6. Scope, limitations, and continuing relevance

The literature also identifies clear boundaries to what TID2013 measures. The reference set is small by modern deep-learning standards, and one NIMA study explicitly calls it a relatively small dataset. Its images are predominantly traditional Kodak scenes with artificially applied distortions rather than large-scale in-the-wild imagery, and the absence of full rating histograms means that methods aiming to predict score distributions must reconstruct them indirectly from mean and standard deviation (Talebi et al., 2017).

The distortions are controlled and diverse, but they are still distortion-oriented. One perceptual-alignment study notes that TID2013 is centered on well-controlled low-level or mid-level degradations such as noise, compression artifacts, blur, and color distortions; it therefore emphasizes low-level perceptual similarity rather than high-level semantic alignment.

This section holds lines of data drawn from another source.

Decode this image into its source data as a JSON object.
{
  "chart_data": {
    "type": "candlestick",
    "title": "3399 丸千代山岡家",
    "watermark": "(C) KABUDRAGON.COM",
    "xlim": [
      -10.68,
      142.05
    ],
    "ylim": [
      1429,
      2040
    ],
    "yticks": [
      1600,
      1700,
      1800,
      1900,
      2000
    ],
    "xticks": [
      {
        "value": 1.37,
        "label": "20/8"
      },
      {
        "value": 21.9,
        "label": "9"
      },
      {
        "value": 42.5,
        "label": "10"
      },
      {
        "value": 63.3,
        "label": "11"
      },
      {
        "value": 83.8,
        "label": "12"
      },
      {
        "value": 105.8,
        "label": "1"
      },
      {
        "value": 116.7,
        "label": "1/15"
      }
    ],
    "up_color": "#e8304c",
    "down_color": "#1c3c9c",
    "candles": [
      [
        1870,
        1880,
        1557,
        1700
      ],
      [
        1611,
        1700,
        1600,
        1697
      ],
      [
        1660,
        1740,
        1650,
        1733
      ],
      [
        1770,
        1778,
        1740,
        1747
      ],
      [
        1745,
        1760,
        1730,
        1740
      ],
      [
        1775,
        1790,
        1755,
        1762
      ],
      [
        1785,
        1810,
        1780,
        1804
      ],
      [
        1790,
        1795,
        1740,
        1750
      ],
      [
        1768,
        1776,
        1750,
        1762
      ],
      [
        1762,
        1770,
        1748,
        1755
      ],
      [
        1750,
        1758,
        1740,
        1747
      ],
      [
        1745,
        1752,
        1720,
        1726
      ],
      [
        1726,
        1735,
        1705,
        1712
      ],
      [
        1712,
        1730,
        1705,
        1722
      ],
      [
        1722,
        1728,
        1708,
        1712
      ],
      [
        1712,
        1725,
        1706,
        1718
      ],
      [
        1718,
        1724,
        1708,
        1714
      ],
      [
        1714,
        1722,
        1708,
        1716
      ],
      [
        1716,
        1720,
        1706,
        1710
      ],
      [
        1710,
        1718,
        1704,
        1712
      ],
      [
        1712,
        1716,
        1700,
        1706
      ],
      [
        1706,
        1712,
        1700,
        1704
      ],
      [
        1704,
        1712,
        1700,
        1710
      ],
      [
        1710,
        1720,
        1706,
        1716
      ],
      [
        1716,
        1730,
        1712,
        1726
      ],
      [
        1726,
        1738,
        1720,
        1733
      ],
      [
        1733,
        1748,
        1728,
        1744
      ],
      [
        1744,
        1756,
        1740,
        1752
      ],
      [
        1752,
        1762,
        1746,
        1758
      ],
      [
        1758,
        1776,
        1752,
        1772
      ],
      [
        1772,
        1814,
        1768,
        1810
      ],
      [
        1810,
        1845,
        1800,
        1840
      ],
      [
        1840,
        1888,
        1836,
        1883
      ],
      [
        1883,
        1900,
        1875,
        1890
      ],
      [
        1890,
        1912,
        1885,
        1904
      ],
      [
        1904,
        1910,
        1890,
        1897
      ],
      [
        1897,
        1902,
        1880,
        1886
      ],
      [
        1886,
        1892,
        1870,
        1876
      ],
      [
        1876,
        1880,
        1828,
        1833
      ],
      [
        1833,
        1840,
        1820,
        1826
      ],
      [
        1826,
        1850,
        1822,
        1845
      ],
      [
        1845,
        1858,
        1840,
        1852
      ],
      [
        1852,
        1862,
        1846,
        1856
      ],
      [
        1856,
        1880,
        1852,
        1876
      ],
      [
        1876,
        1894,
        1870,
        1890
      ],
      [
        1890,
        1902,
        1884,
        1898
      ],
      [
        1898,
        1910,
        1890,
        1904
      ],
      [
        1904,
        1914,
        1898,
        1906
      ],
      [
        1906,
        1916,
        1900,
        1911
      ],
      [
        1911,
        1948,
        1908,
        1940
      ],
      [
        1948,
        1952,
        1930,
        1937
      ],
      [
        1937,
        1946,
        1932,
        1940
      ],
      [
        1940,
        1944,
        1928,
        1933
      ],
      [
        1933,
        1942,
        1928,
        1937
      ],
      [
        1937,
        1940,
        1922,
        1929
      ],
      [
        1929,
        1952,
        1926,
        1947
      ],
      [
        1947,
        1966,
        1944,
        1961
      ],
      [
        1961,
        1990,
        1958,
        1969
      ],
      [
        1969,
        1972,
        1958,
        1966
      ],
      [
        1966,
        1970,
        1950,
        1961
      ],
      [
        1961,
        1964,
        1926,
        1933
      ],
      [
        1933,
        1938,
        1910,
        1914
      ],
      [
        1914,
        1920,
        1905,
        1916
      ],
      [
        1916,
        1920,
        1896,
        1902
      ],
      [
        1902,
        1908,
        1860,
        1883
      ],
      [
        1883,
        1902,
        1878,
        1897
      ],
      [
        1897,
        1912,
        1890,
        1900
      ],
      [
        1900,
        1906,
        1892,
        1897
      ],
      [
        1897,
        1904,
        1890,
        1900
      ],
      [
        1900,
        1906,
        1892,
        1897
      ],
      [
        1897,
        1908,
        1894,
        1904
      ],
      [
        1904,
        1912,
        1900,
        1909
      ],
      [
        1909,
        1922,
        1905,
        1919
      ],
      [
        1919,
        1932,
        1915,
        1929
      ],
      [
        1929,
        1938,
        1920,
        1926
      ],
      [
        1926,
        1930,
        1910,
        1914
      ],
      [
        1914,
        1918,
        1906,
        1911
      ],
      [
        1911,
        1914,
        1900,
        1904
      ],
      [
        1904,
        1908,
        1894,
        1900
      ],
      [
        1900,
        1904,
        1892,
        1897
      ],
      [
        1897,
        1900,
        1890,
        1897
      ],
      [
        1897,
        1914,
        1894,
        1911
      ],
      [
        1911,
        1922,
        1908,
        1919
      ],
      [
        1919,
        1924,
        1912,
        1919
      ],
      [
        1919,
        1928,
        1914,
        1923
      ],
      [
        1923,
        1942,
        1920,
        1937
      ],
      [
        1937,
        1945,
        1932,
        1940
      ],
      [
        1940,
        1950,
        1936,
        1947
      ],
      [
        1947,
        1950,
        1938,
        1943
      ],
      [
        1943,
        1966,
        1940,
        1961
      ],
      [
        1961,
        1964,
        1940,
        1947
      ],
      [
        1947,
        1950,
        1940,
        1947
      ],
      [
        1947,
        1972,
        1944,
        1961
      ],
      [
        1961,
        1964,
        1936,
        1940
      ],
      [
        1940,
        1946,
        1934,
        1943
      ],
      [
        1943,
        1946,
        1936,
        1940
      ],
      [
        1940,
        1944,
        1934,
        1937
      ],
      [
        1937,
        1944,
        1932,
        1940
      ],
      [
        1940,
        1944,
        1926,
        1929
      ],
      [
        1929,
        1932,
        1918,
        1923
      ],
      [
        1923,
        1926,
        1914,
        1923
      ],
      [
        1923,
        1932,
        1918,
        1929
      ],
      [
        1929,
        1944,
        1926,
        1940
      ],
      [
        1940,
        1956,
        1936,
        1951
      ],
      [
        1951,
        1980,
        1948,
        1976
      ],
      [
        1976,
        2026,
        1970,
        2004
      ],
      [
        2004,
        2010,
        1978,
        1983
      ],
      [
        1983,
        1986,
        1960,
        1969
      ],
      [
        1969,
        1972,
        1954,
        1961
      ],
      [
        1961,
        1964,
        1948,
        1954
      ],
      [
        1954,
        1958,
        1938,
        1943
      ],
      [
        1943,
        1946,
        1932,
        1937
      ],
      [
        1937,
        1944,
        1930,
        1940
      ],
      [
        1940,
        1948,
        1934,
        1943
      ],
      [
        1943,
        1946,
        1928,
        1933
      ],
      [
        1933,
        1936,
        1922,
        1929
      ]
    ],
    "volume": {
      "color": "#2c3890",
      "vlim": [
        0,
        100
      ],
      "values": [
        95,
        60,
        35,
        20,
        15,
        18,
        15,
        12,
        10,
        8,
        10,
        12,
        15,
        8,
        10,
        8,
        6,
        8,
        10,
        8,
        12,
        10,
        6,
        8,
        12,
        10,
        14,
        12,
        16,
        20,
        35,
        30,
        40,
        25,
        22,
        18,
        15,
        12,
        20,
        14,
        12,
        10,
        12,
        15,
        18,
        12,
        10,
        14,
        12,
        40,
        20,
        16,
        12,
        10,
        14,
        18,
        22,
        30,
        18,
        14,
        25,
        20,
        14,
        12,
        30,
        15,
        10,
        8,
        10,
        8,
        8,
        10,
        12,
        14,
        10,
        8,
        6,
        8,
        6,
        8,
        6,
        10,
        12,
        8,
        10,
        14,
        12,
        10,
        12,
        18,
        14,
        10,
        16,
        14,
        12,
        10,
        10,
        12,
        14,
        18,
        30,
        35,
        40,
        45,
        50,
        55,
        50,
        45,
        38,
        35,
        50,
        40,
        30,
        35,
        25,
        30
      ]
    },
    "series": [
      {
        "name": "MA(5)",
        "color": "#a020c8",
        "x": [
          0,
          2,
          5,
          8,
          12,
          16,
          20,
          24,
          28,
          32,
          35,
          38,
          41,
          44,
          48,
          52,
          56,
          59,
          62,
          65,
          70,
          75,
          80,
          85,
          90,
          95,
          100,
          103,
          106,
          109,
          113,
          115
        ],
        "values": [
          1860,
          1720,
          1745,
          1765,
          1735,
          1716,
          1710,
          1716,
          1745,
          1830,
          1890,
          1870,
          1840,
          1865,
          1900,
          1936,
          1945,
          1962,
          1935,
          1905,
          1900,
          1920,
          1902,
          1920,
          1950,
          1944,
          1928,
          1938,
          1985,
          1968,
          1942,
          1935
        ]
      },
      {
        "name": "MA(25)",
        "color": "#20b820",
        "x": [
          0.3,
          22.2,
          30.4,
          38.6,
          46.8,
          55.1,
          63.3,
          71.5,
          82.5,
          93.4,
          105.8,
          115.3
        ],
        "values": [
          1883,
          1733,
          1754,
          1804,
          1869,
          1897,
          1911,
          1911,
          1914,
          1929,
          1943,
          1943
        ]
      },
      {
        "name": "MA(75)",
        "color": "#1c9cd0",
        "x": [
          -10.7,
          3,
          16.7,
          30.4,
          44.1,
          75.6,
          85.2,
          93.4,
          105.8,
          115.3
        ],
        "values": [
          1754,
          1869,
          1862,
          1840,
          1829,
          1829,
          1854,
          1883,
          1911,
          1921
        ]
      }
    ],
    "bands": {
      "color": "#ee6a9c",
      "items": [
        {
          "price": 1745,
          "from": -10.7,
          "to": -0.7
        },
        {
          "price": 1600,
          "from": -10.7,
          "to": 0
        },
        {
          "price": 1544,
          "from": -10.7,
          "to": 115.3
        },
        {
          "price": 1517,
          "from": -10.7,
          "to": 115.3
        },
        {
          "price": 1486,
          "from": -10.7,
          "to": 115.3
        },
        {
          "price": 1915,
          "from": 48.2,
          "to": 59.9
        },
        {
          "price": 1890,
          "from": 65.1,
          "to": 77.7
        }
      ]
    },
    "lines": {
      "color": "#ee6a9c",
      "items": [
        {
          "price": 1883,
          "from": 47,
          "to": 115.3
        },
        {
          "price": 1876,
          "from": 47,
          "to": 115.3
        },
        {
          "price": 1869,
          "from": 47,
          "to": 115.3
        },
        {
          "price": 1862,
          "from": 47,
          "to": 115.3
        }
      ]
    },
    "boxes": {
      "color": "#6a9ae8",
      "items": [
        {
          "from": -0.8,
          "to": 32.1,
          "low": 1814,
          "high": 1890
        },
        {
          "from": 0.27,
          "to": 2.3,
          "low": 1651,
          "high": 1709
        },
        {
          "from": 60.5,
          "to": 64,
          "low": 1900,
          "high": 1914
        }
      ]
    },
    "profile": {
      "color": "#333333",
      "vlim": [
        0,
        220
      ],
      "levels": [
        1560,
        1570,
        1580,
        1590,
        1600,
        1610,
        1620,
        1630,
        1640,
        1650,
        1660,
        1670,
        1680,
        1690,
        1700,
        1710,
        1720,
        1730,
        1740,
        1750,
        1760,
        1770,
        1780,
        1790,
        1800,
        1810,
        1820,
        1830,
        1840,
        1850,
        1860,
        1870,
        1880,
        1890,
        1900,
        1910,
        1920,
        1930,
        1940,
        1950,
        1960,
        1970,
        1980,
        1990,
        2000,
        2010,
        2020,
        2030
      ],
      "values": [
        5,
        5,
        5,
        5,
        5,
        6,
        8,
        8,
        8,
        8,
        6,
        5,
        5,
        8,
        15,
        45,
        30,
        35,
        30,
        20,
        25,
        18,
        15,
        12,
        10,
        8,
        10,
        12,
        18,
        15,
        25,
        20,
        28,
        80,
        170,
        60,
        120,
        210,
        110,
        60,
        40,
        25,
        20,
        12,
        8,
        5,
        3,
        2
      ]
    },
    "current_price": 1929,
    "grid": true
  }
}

The same study also notes limitations associated with any MOS-based dataset: observer variability, scale interpretation, and the fact that the benchmark reflects still-image perception under laboratory conditions rather than dynamic or task-dependent visual judgment (Hernández-Cámara et al., 13 Aug 2025).

Cross-dataset generalization results reinforce those limits. NIMA reports that models trained solely on TID2013 do not generalize well to AVA, with LCC around kk8 and SRCC around kk9, while AVA-trained models transfer better to TID2013 and LIVE (Talebi et al., 2017). A plausible implication is that TID2013 is strongest as a controlled benchmark for distortion-based quality and perceptual alignment, not as a complete surrogate for general visual preference or semantic image understanding.

Its continuing relevance follows from that specialization. Across the cited literature, TID2013 remains one of the classical IQA datasets alongside LIVE, CSIQ, KADID, and related benchmarks, but it is distinguished by the combination of 24 distortion types and 5 levels per distortion. That combination makes it valuable for controlled comparison of IQA models, pooling strategies, contrast-specific metrics, ranking-based pre-training schemes, and zero-shot perceptual alignment analyses, while also making clear that broader evaluation requires complementary datasets (Hernández-Cámara et al., 13 Aug 2025).